Однажды, закончив практиковаться и возвращая скрипку в футляр, я услышала, как наверху скрипнул паркет. Я забыла закрыть дверь в свою комнату, и в установившейся тишине этот скрип был очень громким. Громче обычных звуков, издаваемых старым домом. Это скрипнула под чьей-то ногой половица.

Я еле сдержалась, чтобы не выскочить в коридор. Если это Ной – но это еще большой вопрос, – то я лишь поставлю нас в неловкое положение, выпрыгнув со своим «попался!». Я могла бы списать это на совпадение, если бы не слышала скрип ступеней после окончания своей дневной репетиции довольно часто. Теперь буду оставлять дверь открытой. Еще лучше играть в маленькой гостиной на первом этаже. Она рядом с лестницей, и музыка будет литься прямо наверх. Если бы Ною не нравилась моя игра, он бы сказал об этом. Если он вообще ее слушает.

Шестое чувство подсказывало, что слушает.

* * *

Снова наступил понедельник. Только я приготовила себе завтрак, как Ной шокировал меня своим появлением. Он осторожно прошел к креслу, стоявшему между лестницей и кухней.

– Я собиралась за твоим завтраком в «Аннабель» через четверть часа, но могу сходить сейчас, если ты голоден.

– Не в настроении для еды навынос. Попытаю счастья с хлопьями.

– Хлопья – это слишком уныло. У меня тут овсяная каша, фрукты и тосты… Хочешь?

Ной пожал плечами, почти небрежно.

– Если у тебя хватит на двоих.

– Хватит.

– Тогда хочу.

Я отвернулась, пряча улыбку. Иногда мне казалось, что ему не нужно зрение, чтобы разгадать взгляды, жесты и даже молчание.

Мы позавтракали вместе, перебросившись лишь парой слов, но сидя бок о бок. Его близость отвлекала меня, и я украдкой кидала на него взгляды, особенно на глаза.

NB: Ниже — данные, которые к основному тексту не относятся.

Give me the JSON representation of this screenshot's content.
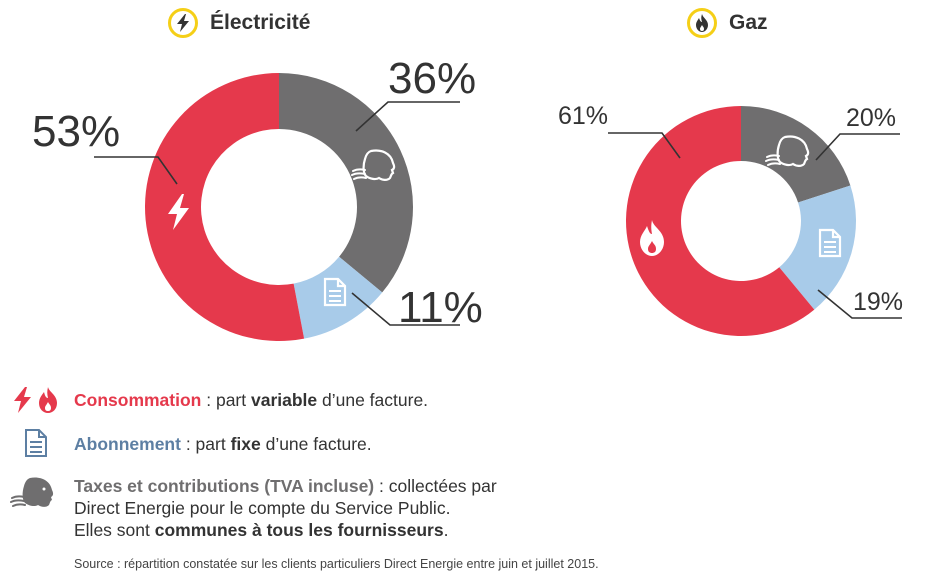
{
  "charts": [
    {
      "id": "elec",
      "title": "Électricité",
      "icon": "bolt-icon",
      "chart_data": {
        "type": "pie",
        "title": "Électricité",
        "categories": [
          "Taxes et contributions",
          "Abonnement",
          "Consommation"
        ],
        "values": [
          36,
          11,
          53
        ],
        "labels": [
          "36%",
          "11%",
          "53%"
        ]
      }
    },
    {
      "id": "gaz",
      "title": "Gaz",
      "icon": "flame-icon",
      "chart_data": {
        "type": "pie",
        "title": "Gaz",
        "categories": [
          "Taxes et contributions",
          "Abonnement",
          "Consommation"
        ],
        "values": [
          20,
          19,
          61
        ],
        "labels": [
          "20%",
          "19%",
          "61%"
        ]
      }
    }
  ],
  "colors": {
    "consommation": "#e5394c",
    "abonnement": "#a8cbe9",
    "taxes": "#6f6e6f",
    "badge": "#f5cf17"
  },
  "legend": {
    "consommation": {
      "name": "Consommation",
      "t1": " : part ",
      "kw": "variable",
      "t2": " d’une facture."
    },
    "abonnement": {
      "name": "Abonnement",
      "t1": " : part ",
      "kw": "fixe",
      "t2": " d’une facture."
    },
    "taxes": {
      "name": "Taxes et contributions (TVA incluse)",
      "t1": " : collectées par",
      "line2": "Direct Energie pour le compte du Service Public.",
      "line3a": "Elles sont ",
      "kw": "communes à tous les fournisseurs",
      "line3b": "."
    }
  },
  "source": "Source : répartition constatée sur les clients particuliers Direct Energie entre juin et juillet 2015."
}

Их цвет напоминал мне агаты, которые продаются в туристических магазинах в горах. Папа возил нас с Крисом в один, когда мы были детьми. Ты покупаешь округлый кусок ничем не примечательного серого камня, затем прямо при тебе его разрезают, и внутри оказываются кристаллы аметиста или белый кварц. В выбранном мною камне скрывалась слоистая гладь из зеленых, синих и коричневых цветов, покрытая золотистыми крапинками. Я была потрясена и счастлива. До этого я и представить не могла, что в уродливом куске камня может быть спрятана такая красота.

Позавтракав, Ной пробормотал «спасибо», соскользнул со стула и направился к лестнице.

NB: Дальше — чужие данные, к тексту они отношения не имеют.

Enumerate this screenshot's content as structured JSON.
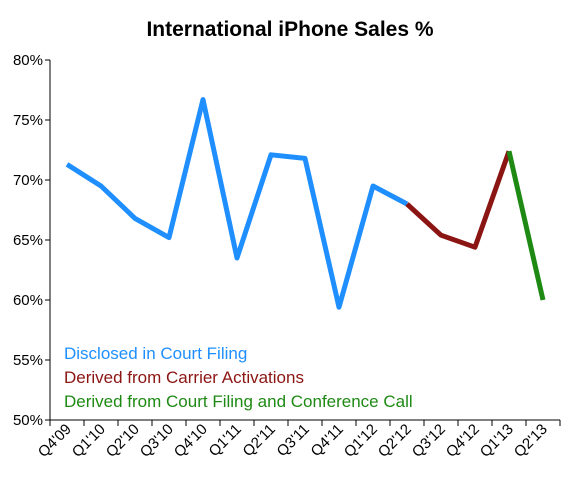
{
  "chart_data": {
    "type": "line",
    "title": "International iPhone Sales %",
    "xlabel": "",
    "ylabel": "",
    "categories": [
      "Q4'09",
      "Q1'10",
      "Q2'10",
      "Q3'10",
      "Q4'10",
      "Q1'11",
      "Q2'11",
      "Q3'11",
      "Q4'11",
      "Q1'12",
      "Q2'12",
      "Q3'12",
      "Q4'12",
      "Q1'13",
      "Q2'13"
    ],
    "ylim": [
      50,
      80
    ],
    "yticks": [
      50,
      55,
      60,
      65,
      70,
      75,
      80
    ],
    "ytick_labels": [
      "50%",
      "55%",
      "60%",
      "65%",
      "70%",
      "75%",
      "80%"
    ],
    "grid": false,
    "legend_position": "bottom-left",
    "series": [
      {
        "name": "Disclosed in Court Filing",
        "color": "#1f8fff",
        "points": [
          {
            "x": "Q4'09",
            "y": 71.3
          },
          {
            "x": "Q1'10",
            "y": 69.5
          },
          {
            "x": "Q2'10",
            "y": 66.8
          },
          {
            "x": "Q3'10",
            "y": 65.2
          },
          {
            "x": "Q4'10",
            "y": 76.7
          },
          {
            "x": "Q1'11",
            "y": 63.5
          },
          {
            "x": "Q2'11",
            "y": 72.1
          },
          {
            "x": "Q3'11",
            "y": 71.8
          },
          {
            "x": "Q4'11",
            "y": 59.4
          },
          {
            "x": "Q1'12",
            "y": 69.5
          },
          {
            "x": "Q2'12",
            "y": 68.0
          }
        ]
      },
      {
        "name": "Derived from Carrier Activations",
        "color": "#8b1512",
        "points": [
          {
            "x": "Q2'12",
            "y": 68.0
          },
          {
            "x": "Q3'12",
            "y": 65.4
          },
          {
            "x": "Q4'12",
            "y": 64.4
          },
          {
            "x": "Q1'13",
            "y": 72.4
          }
        ]
      },
      {
        "name": "Derived from Court Filing and Conference Call",
        "color": "#1e8a14",
        "points": [
          {
            "x": "Q1'13",
            "y": 72.4
          },
          {
            "x": "Q2'13",
            "y": 60.0
          }
        ]
      }
    ]
  }
}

Я замерла на полпути к раковине, с двумя тарелками в руке.

– Ты куда?

– Читать, – ответил он не останавливаясь.

– Подожди, – я поставила тарелки в раковину и поспешила к нему. – Я подумала… может, ты захочешь прогуляться?

Ной остановился, вздохнул и поник.

– Так и знал.

– Знал что?

– Что если поем тут, а не наверху, ты сочтешь это своего рода прорывом.

– А это не так? – скрестила я руки. – За неделю ты дважды позавтракал со мной.

– Ты предложила мне овсянки, и я ее поел. Конец истории, – Ной продолжил путь наверх.

– Значит, гулять не пойдешь? – крикнула я.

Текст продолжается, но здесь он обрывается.